Śmierć 47-letniej prawniczki Vanessy Ford z Londynu nie schodzi z nagłówków angielskiej prasy prawniczej od kilku miesięcy. Tragiczne zdarzenie na tyle poruszyło opinię publiczną, że wywołało ogólnonarodową debatę środowiska prawniczego o kondycji psychicznej oraz wypaleniu zawodowym u prawników.

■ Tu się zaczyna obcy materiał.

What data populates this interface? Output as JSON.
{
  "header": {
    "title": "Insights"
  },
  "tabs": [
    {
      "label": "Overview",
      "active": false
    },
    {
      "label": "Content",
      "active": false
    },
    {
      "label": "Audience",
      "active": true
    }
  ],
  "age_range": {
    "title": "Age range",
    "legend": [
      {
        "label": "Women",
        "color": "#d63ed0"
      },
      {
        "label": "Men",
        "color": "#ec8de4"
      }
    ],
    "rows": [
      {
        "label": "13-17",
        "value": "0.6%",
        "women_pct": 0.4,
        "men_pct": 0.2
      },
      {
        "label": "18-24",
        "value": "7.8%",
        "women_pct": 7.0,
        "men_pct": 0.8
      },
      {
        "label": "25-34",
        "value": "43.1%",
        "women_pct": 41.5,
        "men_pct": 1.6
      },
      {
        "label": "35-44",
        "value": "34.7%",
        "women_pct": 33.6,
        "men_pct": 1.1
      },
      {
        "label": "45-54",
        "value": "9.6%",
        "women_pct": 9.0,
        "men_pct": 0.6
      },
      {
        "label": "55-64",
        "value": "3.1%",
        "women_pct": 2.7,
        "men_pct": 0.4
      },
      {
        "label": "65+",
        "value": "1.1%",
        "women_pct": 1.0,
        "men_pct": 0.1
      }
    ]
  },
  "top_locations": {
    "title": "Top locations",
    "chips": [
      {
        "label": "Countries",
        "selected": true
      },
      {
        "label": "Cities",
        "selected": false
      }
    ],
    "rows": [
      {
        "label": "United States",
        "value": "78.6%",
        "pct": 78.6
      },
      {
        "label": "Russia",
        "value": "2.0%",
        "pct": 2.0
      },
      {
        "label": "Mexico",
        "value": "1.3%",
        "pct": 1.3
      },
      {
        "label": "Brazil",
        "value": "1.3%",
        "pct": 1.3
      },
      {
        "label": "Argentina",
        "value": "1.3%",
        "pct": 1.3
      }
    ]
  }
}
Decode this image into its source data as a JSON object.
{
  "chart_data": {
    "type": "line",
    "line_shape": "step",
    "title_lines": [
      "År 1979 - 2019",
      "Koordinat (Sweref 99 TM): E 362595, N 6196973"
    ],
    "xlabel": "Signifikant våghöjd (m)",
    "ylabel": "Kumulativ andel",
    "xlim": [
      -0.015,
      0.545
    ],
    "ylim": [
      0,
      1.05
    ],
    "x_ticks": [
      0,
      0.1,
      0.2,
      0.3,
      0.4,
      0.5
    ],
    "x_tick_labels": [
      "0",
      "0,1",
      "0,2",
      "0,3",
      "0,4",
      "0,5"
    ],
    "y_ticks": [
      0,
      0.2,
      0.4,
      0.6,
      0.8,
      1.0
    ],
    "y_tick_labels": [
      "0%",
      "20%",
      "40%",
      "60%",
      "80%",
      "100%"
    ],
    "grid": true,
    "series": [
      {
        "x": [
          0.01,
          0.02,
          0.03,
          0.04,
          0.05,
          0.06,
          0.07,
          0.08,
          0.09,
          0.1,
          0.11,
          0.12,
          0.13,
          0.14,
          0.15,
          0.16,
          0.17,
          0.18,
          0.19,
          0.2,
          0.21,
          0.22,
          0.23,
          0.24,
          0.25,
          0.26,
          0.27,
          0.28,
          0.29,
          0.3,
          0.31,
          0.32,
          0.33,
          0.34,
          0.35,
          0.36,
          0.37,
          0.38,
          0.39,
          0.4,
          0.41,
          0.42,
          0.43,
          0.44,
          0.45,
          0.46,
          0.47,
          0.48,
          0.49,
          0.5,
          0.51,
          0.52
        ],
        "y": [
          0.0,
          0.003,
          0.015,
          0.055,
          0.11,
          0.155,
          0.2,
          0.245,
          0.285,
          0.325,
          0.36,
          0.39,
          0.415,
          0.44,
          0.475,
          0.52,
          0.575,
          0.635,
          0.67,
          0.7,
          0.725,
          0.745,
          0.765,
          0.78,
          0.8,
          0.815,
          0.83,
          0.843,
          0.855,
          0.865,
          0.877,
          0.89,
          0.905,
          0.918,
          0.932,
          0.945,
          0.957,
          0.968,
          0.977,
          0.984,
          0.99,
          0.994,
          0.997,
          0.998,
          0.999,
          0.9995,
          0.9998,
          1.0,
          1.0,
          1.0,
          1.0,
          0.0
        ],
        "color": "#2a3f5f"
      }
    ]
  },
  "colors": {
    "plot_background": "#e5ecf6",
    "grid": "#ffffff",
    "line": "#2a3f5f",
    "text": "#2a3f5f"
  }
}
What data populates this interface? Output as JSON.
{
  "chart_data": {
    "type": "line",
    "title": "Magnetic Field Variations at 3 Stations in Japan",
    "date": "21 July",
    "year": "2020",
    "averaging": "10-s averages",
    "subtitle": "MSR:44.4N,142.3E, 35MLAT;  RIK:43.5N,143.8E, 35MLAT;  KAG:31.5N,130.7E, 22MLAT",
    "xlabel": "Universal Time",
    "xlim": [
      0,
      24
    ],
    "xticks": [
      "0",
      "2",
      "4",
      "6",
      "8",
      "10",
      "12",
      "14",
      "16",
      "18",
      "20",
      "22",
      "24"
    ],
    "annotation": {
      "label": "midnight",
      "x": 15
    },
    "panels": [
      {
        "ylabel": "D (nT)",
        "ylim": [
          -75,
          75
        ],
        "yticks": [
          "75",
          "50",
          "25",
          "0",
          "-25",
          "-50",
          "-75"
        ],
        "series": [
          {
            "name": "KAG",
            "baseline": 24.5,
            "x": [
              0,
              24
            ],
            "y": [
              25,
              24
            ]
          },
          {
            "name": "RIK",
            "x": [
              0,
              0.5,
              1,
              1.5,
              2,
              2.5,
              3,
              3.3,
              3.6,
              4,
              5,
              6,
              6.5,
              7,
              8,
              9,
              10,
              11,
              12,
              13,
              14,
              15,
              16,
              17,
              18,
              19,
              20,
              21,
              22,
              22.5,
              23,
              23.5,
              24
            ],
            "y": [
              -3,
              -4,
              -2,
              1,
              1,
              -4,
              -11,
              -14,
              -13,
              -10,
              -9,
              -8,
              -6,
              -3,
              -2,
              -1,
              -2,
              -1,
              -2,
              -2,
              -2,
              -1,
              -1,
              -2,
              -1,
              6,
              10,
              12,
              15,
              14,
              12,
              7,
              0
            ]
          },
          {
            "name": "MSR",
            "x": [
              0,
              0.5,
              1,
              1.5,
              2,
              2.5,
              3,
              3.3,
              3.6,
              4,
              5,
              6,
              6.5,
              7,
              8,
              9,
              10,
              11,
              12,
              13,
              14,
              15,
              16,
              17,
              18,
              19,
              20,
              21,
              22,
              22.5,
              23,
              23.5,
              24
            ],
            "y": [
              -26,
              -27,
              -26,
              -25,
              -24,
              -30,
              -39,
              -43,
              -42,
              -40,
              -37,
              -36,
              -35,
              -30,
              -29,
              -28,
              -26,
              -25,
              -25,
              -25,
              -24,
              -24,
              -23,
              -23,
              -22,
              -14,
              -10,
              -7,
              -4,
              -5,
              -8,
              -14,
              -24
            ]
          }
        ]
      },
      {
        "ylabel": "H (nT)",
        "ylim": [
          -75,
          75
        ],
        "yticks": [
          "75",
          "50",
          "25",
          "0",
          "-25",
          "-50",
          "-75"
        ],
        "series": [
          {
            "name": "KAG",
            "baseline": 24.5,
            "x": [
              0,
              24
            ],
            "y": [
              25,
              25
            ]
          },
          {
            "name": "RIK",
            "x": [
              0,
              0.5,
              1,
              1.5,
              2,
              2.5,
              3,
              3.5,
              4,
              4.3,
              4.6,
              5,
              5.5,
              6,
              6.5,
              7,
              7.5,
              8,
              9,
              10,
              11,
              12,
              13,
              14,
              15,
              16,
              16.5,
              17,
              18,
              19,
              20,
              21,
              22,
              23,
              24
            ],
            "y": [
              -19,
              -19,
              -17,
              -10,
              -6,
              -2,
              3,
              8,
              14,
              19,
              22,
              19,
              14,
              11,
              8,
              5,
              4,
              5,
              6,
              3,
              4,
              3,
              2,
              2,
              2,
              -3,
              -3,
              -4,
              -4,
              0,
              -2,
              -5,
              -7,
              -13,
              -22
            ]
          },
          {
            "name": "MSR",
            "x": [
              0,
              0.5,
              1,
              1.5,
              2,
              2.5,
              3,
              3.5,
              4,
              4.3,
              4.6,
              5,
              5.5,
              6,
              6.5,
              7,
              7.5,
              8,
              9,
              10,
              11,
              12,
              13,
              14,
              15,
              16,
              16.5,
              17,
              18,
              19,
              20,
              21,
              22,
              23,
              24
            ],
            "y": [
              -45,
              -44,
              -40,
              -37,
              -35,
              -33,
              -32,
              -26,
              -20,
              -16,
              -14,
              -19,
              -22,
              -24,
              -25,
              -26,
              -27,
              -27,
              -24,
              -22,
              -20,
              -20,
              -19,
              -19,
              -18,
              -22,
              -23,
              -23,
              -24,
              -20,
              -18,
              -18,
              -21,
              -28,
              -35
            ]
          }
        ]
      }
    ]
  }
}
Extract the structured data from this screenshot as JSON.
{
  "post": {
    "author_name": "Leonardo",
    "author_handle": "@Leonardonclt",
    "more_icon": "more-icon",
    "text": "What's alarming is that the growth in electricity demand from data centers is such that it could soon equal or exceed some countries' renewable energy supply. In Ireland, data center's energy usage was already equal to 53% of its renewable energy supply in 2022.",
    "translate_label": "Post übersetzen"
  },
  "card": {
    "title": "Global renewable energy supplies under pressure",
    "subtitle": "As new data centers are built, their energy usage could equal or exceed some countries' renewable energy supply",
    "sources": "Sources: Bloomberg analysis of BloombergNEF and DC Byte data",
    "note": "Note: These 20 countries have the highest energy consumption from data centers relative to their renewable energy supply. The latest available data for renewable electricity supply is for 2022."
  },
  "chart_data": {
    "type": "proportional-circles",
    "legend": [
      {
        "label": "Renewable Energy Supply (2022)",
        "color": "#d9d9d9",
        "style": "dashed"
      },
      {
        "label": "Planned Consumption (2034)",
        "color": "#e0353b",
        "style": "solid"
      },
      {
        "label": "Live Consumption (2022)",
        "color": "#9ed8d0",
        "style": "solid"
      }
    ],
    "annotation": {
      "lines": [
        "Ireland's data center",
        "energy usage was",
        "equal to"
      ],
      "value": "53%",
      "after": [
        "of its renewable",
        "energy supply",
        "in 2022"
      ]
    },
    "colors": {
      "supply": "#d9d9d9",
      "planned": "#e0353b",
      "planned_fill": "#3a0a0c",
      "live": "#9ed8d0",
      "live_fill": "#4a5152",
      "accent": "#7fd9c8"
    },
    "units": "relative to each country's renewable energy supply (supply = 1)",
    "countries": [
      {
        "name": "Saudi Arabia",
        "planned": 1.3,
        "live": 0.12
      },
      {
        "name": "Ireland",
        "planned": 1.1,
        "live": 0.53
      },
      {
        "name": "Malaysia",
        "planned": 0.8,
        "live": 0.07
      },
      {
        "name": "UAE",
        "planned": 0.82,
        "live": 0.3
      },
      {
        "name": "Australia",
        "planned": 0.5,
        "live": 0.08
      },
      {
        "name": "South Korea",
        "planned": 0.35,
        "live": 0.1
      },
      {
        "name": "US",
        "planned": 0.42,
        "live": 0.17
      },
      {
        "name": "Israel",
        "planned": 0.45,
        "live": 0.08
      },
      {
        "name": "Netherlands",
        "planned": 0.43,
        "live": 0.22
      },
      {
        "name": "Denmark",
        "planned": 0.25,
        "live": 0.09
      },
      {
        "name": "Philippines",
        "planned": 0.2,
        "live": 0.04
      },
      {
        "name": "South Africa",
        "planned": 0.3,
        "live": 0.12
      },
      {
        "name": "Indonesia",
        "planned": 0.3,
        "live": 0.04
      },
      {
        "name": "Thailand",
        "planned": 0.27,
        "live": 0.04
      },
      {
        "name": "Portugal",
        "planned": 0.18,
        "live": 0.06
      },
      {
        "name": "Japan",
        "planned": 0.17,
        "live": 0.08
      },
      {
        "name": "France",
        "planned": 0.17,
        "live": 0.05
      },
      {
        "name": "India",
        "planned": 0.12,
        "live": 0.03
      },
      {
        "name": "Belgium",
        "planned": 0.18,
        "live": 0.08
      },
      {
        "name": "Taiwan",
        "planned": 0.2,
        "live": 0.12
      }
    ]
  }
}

Jak ustalili dociekliwi dziennikarze, Angielka pracowała jako partner w znanej londyńskiej kancelarii Pinsent Masons po 18 godzin na dobę, a także podczas wakacji, aby sfinalizować transakcję przejęcia znanego i prestiżowego klubu piłkarskiego Everton. Po niecałym tygodniu od zakończenia transakcji i jej świętowaniu w gronie prawników „spożyła znaczne ilości alkoholu, przechodząc ostry kryzys zdrowia psychicznego” – podsumował koroner zajmujący się sprawą jej śmierci – zanim udała się na tory przy moście drogowym Dalston Lane, gdzie została potrącona przez pociąg. Z dużym prawdopodobieństwem popełniła samobójstwo.
Czytaj więcej
Pracę pro bono powinno się premiować jeszcze na studiach prawniczych.
Jej mąż poinformował opinię publiczną, że gdy praca nad transakcją wkroczyła w krytyczny okres, jego żona nie miała czasu na spędzanie go z rodziną i dziećmi, a wakacje były wielokrotnie przerywane długimi telefonami służbowymi. Zaczęła także spożywać więcej alkoholu – warto nadmienić, że jej mąż pracował jako „wine educator” (osoba promująca wiedzę o winie i jego produkcji). Dodatkowo rok wcześniej zmarł jej ojciec, a praca nad transakcją spowodowała, że nie miała odpowiedniego czasu na pogodzenie się z tą stratą i opłakiwanie ojca. Pozostawiła męża i dwóch synów w wieku szkolnym.
Kolejny przykład
Temat wypalenia zawodowego oraz problemów ze zdrowiem psychicznym prawników w ostatnim czasie powraca nie tylko dlatego, że pojawiły się wyniki dochodzenia policji w sprawie londyńskiej. Świat prawniczy zelektryzowała także wiadomość z ubiegłego miesiąca z Australii o prawdopodobnym samobójstwie kolejnego prawnika – tym razem pracującego w jednej z największych światowych firm prawniczych Baker McKenzie. W oficjalnych komunikatach obie firmy zapewniają, że podjęły wszelkie możliwe środki mające na celu przeciwdziałanie tragedii i nic nie wskazywało na to, że sprawy mogą zakończyć się tak tragicznie. Nie każdy zresztą wie, że w wielu zagranicznych korporacjach prawniczych firmowy telefon zaufania wraz z pomocą psychologiczną to standard.